OA Relevance: Moderate to High

The Quantum Thief is the first of a trilogy of books and depicts a future that could almost pass for a busy system in Y11k. Mars has been terraformed, artificial black holes are not uncommon, super-intelligent post-human minds are all over the place. The main differences are that Rajaniemi plays a bit more fast and loose with his physics than is generally considered normal in OA and some of the tech is based on concepts that were considered for OA and then rejected. A big item is programmable matter, with quantum wells being used to transform stuff all over the place. There is also a dash of femtotech and, of course, all the technology is invented (and understood) by humans or post-humans. In this universe, attempts to create true AI went so horribly wrong that all research was halted and the remaining creations are used as world killing terror weapons.


The Good, the Bad, and the Ugly:

The story itself is very well done, but a bit confusing at times. Rajaniemi likes to throw in lots and lots of concepts without really bothering to explain them, and this is further complicated because he often uses a mix of less well known terminology, languages other than English, and neologisms that can leave a reader scratching their head. I have the advantage of years of exposure to OA and transhumant concepts in general. For someone just encountering these ideas for the first time via this book, the experience is likely to be overwhelming, possibly not in a good way. The whole story is also told through the eyes of characters who, being products of the civilization described, completely understand what is going on and so generally don’t bother to explain it.

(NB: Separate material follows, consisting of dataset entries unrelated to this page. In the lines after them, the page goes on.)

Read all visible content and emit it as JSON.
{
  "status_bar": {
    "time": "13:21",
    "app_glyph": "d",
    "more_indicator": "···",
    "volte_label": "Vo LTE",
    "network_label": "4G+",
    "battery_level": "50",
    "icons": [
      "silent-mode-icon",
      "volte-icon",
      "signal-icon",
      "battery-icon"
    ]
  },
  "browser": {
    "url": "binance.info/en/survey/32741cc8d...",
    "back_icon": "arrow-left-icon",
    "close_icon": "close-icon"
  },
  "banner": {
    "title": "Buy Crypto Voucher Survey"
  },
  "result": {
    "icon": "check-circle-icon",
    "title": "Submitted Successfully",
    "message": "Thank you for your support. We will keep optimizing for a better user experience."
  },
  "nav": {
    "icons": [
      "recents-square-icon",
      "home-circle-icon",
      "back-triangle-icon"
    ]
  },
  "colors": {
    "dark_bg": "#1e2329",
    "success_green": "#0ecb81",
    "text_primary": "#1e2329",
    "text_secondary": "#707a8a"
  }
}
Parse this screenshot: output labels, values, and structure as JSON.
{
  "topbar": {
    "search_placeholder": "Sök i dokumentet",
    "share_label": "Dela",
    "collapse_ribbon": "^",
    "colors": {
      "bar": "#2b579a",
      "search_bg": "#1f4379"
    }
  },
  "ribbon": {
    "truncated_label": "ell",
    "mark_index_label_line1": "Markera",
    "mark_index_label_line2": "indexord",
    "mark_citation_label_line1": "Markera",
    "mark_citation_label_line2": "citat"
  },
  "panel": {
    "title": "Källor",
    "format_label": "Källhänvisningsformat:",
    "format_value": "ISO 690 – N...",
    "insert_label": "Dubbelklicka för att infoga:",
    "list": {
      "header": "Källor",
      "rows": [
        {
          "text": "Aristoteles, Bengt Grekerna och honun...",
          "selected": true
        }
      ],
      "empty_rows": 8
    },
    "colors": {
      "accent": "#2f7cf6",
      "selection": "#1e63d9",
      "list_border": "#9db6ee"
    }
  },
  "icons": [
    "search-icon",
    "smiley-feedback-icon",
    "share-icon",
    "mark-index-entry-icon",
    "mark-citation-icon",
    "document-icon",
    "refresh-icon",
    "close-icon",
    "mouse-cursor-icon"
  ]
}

On the flip side, there are some awesome concepts here and they are described in a fashion that, if you can understand them, will hit you between the eyes with the cool factor. In addition, I more than once found myself wondering if Rajaniemi reads either OA or knows of Anders Sandberg’s work or both. The story makes a passing reference to ‘Zeusbrains’ (if you’ve read Anders’s paper on ‘life among the Jupiter brains’ this will ring a bell. And in the second book of the series (which I’ll probably review later), there is a description of a utility fog system in action - it’s referred to as an ‘angelnet’.

Overall Rating:

Excellent - If you find yourself feeling that a lot of modern sci-fi is rather pedestrian in comparison to the Big Ideas that OA throws around, then The Quantum Thief will fix that problem right quick. While the story is only scaled to a single solar system, and the themes are more human scale than cosmic - this universe will stretch even a veteran OA fans mind. And I like to think that’s saying something. Buy it and get a nice infusion of ‘sensawonda’.